Messrs. George Allen & Unwin
40 Museum Street
Mr. Bertrand Russell says you are to have the contract with Lippincott,2 and we are at present searching for it here but have not yet found it. He quite agrees that you ought to get 10% on the negotiations. He says he will do the index to Roads to Freedom3 himself, so perhaps you could post a copy of the proofs direct to him at the prison for that purpose. You simply address it to Brixton Prison. S.W. 2.
Mr Russell gave me the following message at the prison yesterday — “He is particularly anxious that the publication here should not in any event be delayed, and he says if you are legally free to proceed you might publish here; when the American copyright would lapse, then the Lippincott rights would cease, and the Century4 Company if willing to publish would also be willing to pay Royalties. At any rate willingness to adopt this course can be used to make Lippincott reasonable. Do not on any account delay publication here.”
He also handed me the Notice5 you wanted for the purpose of announcement for the other new book.
[document] The letter was edited from the Russell Archives’ photocopy of the typed, single-sheet, signed original in the Allen & Unwin archive at the University of Reading.
contract with Lippincott Despite efforts by Frank and suggestions from BR, the contract could not be located among the latter’s papers at Gordon Square. However, a typed carbon copy, with seals, is in the Russell Archives (BRACERS 70492) and is dated 11 October 1917.
Lippincott … Century To replace Lippincott, BR favoured Century, the publisher of Why Men Fight (1917), the American edition of Principles of Social Reconstruction (1916). This publisher, having commissioned the book, declined to publish it in wartime after seeing the typescript.
the Notice The “other new book” was Introduction to Mathematical Philosophy, now completed in manuscript and awaiting typing by Miss Kyle. The “notice”, blurb, or descriptive paragraph (Frank Russell used the latter term in a letter of 22 June 1918 to Unwin, BRACERS 48707), is taken from the original dust-jacket: “This book is intended for those who have no previous acquaintance with the topics of which it treats, and no more knowledge of mathematics than can be acquired at a primary school or even at Eton.
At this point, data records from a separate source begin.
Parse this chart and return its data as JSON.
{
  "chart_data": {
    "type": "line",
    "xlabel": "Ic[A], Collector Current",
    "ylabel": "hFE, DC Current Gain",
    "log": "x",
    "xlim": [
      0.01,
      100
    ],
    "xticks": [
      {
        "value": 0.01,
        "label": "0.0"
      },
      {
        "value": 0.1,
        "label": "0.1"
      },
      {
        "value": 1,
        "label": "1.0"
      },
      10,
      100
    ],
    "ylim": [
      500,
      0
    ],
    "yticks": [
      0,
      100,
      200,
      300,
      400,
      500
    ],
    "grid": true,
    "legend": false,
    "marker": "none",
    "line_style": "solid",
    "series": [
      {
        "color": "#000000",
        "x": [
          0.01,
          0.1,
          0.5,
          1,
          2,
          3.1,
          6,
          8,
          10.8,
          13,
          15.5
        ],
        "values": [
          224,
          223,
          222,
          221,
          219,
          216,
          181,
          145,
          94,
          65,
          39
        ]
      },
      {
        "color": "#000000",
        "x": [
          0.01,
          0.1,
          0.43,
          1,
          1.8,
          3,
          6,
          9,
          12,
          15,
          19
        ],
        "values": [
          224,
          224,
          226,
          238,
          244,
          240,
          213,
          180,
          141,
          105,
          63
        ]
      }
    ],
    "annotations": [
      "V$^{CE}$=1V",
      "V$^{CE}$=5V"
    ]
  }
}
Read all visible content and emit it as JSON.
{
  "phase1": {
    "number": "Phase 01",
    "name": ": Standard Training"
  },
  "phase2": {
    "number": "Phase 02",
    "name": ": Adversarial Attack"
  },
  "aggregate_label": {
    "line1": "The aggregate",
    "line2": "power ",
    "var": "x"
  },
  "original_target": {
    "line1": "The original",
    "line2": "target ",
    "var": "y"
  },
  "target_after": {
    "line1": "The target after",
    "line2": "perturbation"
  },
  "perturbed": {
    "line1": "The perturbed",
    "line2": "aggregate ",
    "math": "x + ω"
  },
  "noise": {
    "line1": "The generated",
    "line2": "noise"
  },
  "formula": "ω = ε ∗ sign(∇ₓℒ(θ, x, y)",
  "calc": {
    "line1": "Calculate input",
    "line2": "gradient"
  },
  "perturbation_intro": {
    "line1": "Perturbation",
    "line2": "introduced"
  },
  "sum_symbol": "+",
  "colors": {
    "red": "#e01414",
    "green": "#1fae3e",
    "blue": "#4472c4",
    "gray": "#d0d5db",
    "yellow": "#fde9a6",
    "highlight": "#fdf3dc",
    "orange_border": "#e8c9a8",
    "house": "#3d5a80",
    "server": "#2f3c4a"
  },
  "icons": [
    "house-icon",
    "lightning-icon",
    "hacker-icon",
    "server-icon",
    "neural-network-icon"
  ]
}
It sets forth in elementary form the logical definition of number, the analysis of the notion of order, the modern doctrine of the infinite, and the theory of descriptions and classes as symbolic fictions. The more controversial and uncertain aspects of the subject are subordinated to those which can by now be regarded as acquired scientific knowledge. These are explained without the use of symbols, but in such a way as to give readers a general understanding of the methods and purposes of mathematical logic, which, it is hoped, will be of interest not only to those who wish to proceed to a more serious study of the subject, but also to that wider circle who feel a desire to know the bearings of this important modern science.” The book was published in March 1919 by Allen & Unwin.